While the literatures of ancient Greece and Rome have largely
perished in the convulsions that followed the breaking up of the Roman
empire in Europe, when the kingdom of China fell into disorder and
decrepitude this one great teacher stepped forward to save the precious
record of historic fact, philosophical thought, and of legislation as
well as poetry, from being swept away by the deluge of revolution.
Confucius showed his wisdom by the high value he set upon the poetry of
his native land, and his name must be set side by side with that of the
astute tyrant of Athens who collected the poems of Homer and preserved
them as a precious heritage to the Greek world.

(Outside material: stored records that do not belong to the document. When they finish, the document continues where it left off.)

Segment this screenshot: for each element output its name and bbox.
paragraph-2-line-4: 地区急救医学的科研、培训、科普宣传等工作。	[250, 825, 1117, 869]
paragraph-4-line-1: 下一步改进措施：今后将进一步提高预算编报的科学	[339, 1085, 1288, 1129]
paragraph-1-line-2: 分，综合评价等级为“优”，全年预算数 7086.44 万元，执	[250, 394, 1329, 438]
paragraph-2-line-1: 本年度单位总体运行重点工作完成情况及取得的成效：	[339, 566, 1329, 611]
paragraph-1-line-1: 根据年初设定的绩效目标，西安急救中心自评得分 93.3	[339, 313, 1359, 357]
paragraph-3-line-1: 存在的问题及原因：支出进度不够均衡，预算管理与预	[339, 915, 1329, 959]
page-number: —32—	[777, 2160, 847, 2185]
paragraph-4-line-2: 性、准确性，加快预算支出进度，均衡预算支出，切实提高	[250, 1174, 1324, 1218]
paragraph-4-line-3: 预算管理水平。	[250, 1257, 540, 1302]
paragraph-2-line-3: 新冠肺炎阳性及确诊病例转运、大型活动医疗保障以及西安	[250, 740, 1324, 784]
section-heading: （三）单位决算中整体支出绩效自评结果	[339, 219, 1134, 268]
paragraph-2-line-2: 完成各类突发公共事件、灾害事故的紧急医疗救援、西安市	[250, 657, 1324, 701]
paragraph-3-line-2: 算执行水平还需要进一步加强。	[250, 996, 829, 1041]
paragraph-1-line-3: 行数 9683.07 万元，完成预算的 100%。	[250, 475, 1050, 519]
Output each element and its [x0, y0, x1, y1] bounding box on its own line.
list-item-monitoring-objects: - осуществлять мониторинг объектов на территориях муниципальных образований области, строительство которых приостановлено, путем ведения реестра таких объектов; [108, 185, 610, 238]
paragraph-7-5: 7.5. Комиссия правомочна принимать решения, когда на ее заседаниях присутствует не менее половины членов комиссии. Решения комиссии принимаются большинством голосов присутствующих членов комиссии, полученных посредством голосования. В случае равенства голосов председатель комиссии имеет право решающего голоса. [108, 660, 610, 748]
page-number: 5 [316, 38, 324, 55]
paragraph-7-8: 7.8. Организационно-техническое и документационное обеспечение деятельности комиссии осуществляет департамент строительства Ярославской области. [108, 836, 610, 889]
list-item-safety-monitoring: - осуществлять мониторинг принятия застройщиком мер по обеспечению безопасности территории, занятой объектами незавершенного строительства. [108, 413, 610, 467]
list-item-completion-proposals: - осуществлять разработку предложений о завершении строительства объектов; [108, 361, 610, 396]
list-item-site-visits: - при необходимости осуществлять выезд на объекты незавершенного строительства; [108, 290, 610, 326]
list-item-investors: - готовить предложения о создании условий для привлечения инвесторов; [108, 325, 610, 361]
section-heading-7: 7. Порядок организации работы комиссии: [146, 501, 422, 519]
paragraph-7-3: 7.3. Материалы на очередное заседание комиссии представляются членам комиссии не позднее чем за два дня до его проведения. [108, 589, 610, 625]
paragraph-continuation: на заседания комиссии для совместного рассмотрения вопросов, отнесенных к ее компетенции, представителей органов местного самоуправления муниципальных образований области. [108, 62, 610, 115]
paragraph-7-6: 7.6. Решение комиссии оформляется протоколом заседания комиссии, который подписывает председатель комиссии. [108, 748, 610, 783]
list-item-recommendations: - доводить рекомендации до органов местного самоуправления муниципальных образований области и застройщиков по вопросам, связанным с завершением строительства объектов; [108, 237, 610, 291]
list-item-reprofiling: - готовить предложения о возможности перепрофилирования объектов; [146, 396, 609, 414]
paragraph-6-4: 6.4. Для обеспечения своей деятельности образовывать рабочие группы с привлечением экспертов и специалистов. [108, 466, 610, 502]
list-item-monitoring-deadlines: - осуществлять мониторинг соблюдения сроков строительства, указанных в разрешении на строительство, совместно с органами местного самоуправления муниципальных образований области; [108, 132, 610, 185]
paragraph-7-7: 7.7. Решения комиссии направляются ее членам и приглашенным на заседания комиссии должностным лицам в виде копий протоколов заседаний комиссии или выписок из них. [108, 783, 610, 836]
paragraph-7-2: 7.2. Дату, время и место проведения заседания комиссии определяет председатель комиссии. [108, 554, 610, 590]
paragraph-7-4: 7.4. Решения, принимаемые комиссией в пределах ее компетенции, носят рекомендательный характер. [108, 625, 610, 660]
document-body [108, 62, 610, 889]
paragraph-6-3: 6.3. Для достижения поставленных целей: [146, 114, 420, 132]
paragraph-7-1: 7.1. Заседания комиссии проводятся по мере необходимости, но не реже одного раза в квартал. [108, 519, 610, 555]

Confucius has given us
his opinion with regard to the poems of the Shi-King. No man, he says,
is worth speaking to who has not mastered the poems of an anthology, the
perusal of which elevates the mind and purifies it from all corrupt
thoughts. Thanks to the work of modern scholarship, English readers can
now verify this dictum for themselves.
E. W.


THE SHI-KING

_PART I--LESSONS FROM THE STATES_

BOOK I
THE ODES OF CHOW AND THE SOUTH

~Celebrating the Virtue of King Wan's Bride~

Hark! from the islet in the stream the voice
Of the fish-hawks that o'er their nests rejoice!
From them our thoughts to that young lady go,
Modest and virtuous, loth herself to show.